The ruling appears to restrict the ability of meal allowances to those workers who stay away from home overnight and who have utilized lodging facilities – including sleeper bunks reports the Canadian Trucking Alliance.

The "Crawford" appeal was dismissed mainly because the employees working on B.C. ferries usually return back home on a daily basis. The decision in this case would have probably been otherwise if it was a trucker using a truck equipped with a sleeper cab, say CTA officials.

The CTA reports the judge’s conclusion of this case:
“Mr. Rachert argued for the Appellants that to give paragraph 8(1)(g) (of the Income Tax Act) its plain meaning would work hardship in a case where a truck driver, for example, took trips of several days, but incurred no expense for lodging because he was able to sleep in the cab of a tractor unit. No such hypothetical case is before me, and I do not propose to speculate upon it. For the present cases the legislative intent is clear. The deduction for meals is not intended to be available to workers who return to their homes each night as a matter of course. It is perhaps redundant to point out that if it were otherwise, these Appellants would be placed in a preferential position in relation to the many people who are employed in jobs where they do not leave the municipality in which they begin their work each day, but who for myriad reasons cannot return home for lunch.”

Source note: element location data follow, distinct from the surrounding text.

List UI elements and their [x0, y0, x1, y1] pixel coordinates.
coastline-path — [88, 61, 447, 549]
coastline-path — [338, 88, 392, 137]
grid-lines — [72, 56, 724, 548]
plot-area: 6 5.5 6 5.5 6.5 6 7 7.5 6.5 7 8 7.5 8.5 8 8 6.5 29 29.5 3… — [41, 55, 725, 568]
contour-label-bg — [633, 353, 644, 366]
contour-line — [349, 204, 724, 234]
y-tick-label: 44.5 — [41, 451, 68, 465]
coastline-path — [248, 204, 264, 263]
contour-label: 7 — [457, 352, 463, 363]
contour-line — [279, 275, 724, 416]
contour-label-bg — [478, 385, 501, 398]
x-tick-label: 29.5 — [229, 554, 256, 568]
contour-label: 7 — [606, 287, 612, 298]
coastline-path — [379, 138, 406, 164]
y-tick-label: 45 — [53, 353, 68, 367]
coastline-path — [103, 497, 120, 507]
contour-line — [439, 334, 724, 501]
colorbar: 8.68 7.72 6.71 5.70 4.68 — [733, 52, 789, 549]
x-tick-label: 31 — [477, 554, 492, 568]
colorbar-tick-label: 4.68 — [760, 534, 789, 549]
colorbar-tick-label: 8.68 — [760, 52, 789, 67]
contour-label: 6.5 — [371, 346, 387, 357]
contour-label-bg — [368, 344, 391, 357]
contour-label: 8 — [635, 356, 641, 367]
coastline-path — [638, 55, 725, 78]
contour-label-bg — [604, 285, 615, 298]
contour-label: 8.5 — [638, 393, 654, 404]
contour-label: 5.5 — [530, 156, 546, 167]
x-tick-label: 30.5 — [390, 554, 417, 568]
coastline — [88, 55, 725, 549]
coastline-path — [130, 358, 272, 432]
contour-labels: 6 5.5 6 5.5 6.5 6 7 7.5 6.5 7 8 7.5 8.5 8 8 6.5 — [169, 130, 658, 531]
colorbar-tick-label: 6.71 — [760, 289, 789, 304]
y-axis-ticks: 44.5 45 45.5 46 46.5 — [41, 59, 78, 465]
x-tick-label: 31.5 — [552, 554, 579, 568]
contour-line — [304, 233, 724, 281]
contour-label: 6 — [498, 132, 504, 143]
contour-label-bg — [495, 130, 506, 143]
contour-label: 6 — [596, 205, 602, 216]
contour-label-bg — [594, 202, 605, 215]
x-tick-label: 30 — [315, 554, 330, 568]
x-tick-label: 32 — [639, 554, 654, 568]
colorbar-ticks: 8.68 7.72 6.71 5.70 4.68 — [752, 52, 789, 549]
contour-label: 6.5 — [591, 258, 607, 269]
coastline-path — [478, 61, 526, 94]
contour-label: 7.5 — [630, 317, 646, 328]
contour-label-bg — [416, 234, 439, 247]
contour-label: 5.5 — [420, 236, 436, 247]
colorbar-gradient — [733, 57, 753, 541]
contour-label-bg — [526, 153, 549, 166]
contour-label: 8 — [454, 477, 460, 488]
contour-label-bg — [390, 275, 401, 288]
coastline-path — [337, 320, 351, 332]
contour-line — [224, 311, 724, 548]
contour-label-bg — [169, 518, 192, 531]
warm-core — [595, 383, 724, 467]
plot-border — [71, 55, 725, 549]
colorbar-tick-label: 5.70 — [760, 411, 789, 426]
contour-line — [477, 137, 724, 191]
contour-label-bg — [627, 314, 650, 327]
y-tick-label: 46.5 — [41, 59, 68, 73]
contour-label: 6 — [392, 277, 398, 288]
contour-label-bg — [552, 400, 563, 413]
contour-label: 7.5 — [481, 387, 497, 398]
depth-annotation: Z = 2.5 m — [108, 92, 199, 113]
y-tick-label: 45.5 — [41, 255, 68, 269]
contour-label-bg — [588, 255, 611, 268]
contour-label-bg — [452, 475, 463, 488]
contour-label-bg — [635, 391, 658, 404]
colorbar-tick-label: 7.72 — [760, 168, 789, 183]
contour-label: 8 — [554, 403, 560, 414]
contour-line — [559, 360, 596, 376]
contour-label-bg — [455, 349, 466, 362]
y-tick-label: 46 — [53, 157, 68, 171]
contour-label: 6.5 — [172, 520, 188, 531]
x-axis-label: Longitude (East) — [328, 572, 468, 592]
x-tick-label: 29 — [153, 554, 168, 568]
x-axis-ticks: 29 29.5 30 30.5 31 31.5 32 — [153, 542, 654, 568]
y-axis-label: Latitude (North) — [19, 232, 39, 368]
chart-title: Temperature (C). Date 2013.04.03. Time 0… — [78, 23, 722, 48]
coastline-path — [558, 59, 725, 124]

The CTA is quick to point out that if a transport employee does not meet the conditions set in paragraph 8(1)(g) of the Income Tax Act, he/she may be able to claim meals under paragraph 8(1)(h), provided the conditions of this paragraph have been met.

But the ruling still appears to restrict deductibility claims for meals of a short-haul driver who does not drive outside the municipality of his or her employer during the course of his or her workday.